How to troubleshoot instability ?


Cliff

Recommended Posts

I have an unraid server which has been running great for over a year. I am also running a windows 11 VM but after a while I stopped getting updates as I needed to pass throug a TPM module. I then upgraded to the next-branch of unraid and everything seamed to work well.

 

But after a while I started getting random reboots where the whole server crashed that happened more and more frequently.

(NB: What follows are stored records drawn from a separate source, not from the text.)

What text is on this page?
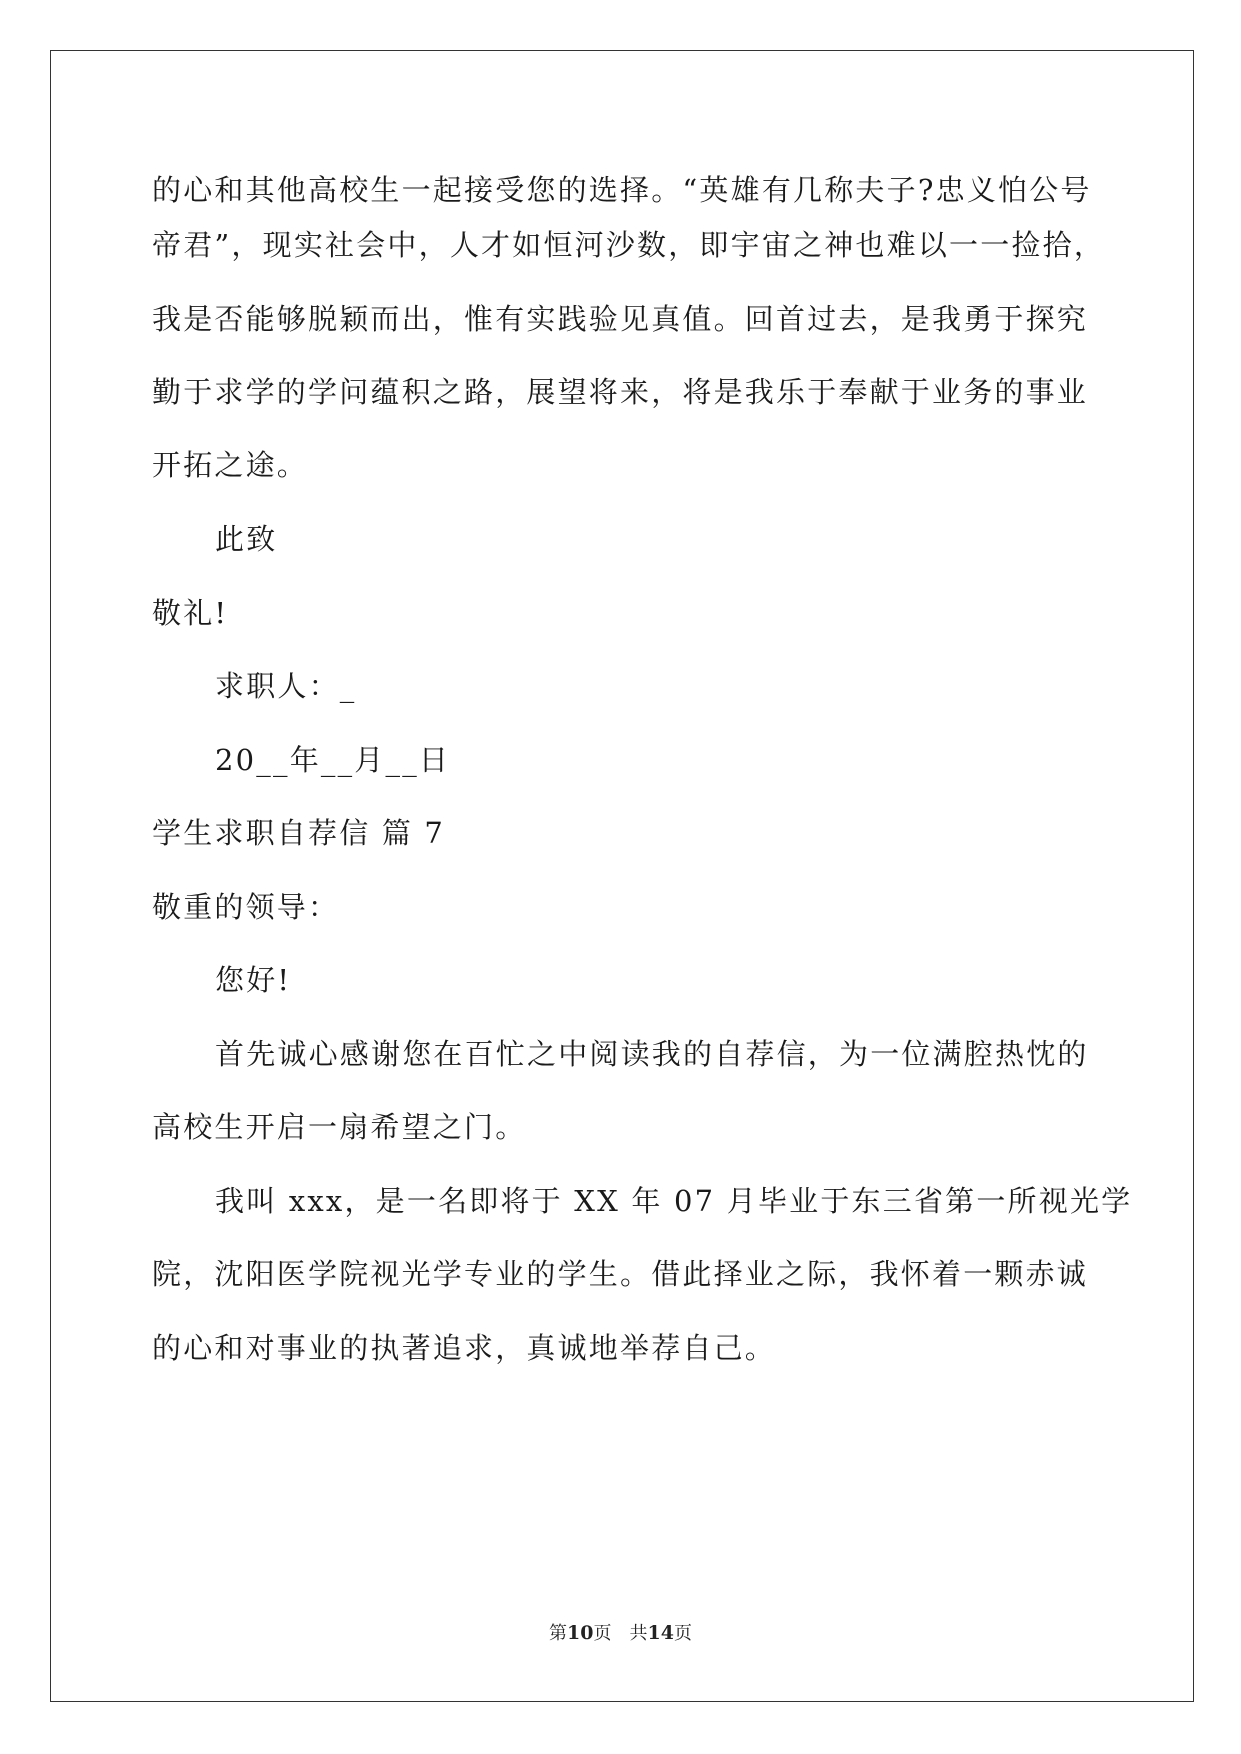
的心和其他高校生一起接受您的选择。“英雄有几称夫子?忠义怕公号
帝君”，现实社会中，人才如恒河沙数，即宇宙之神也难以一一捡拾，
我是否能够脱颖而出，惟有实践验见真值。回首过去，是我勇于探究
勤于求学的学问蕴积之路，展望将来，将是我乐于奉献于业务的事业
开拓之途。
此致
敬礼!
求职人：_
20__年__月__日
学生求职自荐信 篇 7
敬重的领导：
您好!
首先诚心感谢您在百忙之中阅读我的自荐信，为一位满腔热忱的
高校生开启一扇希望之门。
我叫 xxx，是一名即将于 XX 年 07 月毕业于东三省第一所视光学
院，沈阳医学院视光学专业的学生。借此择业之际，我怀着一颗赤诚
的心和对事业的执著追求，真诚地举荐自己。
第10页　共14页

My first suspicion was that the next-branch caused some problem with the gpu my VM vas using (GTX 1060 vith dumped bios). as I sometimes noticed that the log was at 100% before crashing and was filling up with:

2021-12-11T22:59:01.085965Z qemu-system-x86_64: vfio_region_write(0000:0a:00.0:region1+0x16ff78, 0x0,1) failed: Device or resource busy

 

And if I look in my device info it looks like my 1060 gpu has the address 0000:0a:00.0.

 

Most of the times the server starts normally after a crash/reboot and the Windows 11 VM starts up fine with video-output from the gpu. But after ~8hours - 5min the server craches and seams that it is getting worse as latly the server mostly crashes after a few minutes.

 

So I firstly tried disabeling the VM´s but the server did still crash.

I downgraded to unraid stable, updated bios and removed my 1060 gpu from the server but still is crashes after a few minutes.

I am currently running memtest to exclude any memory-problems. But what else can I do if the memory is fine ?

Can there be some problem with the Unraid USB-stick or something else that causes this problems ?

 

My server specs:

Asus TUF Gaming X570-Plus

64GB RAM

AMD Ryzen 9 3900X

Nvidia 1060 6Gb

Nvidia GT 710

250Gb SSD cache

2x12TB HDD +12TB parity

512GB M2 for VM

 

The only strange thing that I have noticed even when the server was running fine is that I always have to unplug all cables from the 1060 gpu when rebooting the server otherwise I can't use it in any VM's. I am also using a nvidia GT 710 with an HDMI dummy plug as unraid needs a gpu as I understand.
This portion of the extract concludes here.